Sun. That is what I see of you, when I come to visit. Over the half empty bottles that flow around the table to top up glasses already half full, the sun of you – and the wine – shows on your friends’ cheeks. These are the friends you thought you’d never find because they actually understand you, and they make you laugh – all of which shows on your cheeks.
I wonder if your face aches as much as your heart once did. It’s a memory now – an important one at that – and now you’re all giggles.
I could hear all of you from the street on the way up. And then I heard you: bursts of cackle I remember hearing years ago, the one that only came out after prodding, the one that hacks through closed lip smile. Giggly girl, I heard you on the stairs as soon as I buzzed.
Your humble photos have kept me, and everyone back home, sane. To know you are safe, and to know you are still more beautiful than you let on.
You’ve done justice to this place, it is as warm as you have described, though I suppose it’s summer. But it means something to me that it meant something to you to describe the heat, knowing your distaste for phone calls.
Your voice deserves to be heard, for it is music even when you’re not singing.
The lop-sided cobble under my soles hurried me along to stand in the cool dapple of your doorstep. And when you swung open the door, the first thing I did was apologise for not wearing the shoes in my hand. I couldn’t resist the surf on a day like this.
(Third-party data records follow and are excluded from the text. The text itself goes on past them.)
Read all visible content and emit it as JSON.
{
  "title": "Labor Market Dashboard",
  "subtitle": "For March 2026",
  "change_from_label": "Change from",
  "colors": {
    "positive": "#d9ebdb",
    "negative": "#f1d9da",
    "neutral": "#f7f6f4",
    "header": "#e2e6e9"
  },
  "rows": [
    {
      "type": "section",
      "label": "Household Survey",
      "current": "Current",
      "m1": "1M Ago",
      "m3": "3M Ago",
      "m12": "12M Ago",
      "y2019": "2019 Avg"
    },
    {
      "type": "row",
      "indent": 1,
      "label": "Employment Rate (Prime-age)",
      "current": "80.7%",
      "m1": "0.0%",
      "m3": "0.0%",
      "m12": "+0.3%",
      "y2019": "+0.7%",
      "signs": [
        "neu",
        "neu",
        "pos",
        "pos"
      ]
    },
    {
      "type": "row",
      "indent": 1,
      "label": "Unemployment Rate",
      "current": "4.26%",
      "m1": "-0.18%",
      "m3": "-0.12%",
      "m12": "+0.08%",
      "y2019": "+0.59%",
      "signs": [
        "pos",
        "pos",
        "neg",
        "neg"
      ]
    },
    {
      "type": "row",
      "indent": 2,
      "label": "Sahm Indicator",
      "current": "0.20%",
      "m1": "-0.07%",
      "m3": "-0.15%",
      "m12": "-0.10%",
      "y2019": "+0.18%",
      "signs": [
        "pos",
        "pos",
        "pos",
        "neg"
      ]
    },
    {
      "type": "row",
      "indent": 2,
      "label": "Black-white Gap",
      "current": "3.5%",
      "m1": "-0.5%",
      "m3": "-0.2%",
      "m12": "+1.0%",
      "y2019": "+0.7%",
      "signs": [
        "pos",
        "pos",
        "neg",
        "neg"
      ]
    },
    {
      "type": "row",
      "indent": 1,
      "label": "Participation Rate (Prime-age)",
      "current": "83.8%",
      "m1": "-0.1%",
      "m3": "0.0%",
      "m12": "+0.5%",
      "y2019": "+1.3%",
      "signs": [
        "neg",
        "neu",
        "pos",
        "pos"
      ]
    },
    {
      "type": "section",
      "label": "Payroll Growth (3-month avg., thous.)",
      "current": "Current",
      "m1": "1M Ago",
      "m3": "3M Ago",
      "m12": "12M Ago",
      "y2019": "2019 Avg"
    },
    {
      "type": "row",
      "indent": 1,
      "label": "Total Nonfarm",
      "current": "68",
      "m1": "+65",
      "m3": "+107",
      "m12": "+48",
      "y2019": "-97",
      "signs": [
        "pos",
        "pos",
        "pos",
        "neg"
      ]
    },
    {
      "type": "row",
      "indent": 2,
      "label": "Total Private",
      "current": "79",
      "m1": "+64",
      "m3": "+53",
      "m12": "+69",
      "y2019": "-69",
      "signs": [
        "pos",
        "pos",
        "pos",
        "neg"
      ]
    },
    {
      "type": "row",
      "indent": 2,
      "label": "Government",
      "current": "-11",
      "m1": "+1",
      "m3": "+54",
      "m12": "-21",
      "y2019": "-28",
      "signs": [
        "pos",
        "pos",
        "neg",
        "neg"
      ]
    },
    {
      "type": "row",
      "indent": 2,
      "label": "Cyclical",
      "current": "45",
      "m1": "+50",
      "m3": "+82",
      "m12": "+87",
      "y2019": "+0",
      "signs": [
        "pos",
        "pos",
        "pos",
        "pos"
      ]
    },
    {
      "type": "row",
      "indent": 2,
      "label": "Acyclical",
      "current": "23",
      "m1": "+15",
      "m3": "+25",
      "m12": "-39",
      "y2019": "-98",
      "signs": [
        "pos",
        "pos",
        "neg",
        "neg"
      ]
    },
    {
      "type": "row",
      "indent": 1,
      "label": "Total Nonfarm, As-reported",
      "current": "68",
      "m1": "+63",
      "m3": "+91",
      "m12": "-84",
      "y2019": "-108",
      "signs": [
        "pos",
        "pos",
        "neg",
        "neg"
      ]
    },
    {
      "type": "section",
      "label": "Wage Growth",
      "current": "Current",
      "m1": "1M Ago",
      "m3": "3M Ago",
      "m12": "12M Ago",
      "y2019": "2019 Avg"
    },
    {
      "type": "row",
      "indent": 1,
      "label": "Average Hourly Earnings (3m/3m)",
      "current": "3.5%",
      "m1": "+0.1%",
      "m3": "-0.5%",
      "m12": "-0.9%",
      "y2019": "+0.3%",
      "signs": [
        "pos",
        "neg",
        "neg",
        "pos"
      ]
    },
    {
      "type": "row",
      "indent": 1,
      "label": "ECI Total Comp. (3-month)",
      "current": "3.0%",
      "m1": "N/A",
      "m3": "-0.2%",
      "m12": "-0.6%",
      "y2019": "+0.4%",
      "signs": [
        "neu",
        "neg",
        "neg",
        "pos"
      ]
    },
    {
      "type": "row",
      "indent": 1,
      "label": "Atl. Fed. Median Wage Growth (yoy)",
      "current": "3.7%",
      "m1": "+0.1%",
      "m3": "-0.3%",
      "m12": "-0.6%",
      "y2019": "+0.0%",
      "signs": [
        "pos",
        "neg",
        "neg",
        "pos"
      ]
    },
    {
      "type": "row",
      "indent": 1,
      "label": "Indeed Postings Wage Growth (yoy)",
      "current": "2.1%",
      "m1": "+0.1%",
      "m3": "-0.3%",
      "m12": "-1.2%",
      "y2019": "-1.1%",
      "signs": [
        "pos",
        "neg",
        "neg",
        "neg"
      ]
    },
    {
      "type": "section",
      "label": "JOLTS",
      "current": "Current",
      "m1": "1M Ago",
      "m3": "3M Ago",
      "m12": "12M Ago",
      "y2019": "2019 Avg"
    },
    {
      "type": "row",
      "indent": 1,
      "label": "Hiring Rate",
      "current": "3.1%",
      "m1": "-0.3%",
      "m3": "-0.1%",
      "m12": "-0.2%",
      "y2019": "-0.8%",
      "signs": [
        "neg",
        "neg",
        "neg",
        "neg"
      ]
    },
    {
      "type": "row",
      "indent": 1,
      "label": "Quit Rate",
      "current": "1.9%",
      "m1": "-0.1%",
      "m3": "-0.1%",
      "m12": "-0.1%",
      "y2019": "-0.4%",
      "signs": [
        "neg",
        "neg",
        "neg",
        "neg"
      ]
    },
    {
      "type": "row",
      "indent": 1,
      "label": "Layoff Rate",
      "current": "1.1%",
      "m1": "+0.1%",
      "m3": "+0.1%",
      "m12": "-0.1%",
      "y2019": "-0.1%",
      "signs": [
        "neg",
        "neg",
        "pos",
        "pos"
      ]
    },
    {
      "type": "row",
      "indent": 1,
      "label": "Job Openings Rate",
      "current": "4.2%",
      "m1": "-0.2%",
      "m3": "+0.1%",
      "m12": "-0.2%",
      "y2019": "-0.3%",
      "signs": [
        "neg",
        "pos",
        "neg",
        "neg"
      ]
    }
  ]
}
And you tell me I haven’t changed, though we both know I have, but then you tell me – with only your smile – that I’m late, and I think that maybe I’ll always be predictable to you.
The air is different, well, everything is and it suits you. I watch you breathe in a way that is easy. Shoes collect Love by this door; I pour sand out of mine before placing them in its pile. Upstairs is up a spiral staircase and it’s there that I see the entirety of you – such an extension of soul lives in the walls you decorated, and the furniture you chose.
Lively clinks and murmurs remind me that I’m not your only guest, and we pass through beaded curtains hung between door frames.
You’ve made it yours, even though I see his guitar in the corner, and her kindness in your whisper – red or white? Because they don’t know there’s white and you were saving it for me. Clever girl, I’ll forever thank you in hugs. How have you grown this much on your own?
Through an arched entryway, I can see glimpses of your balcony – the balcony I’ve always imagined, drenched in sunlight. And as I follow you out, I pause for a moment, just to hear how loudly you are received. Just to see you out there, with a glow that was always meant for you.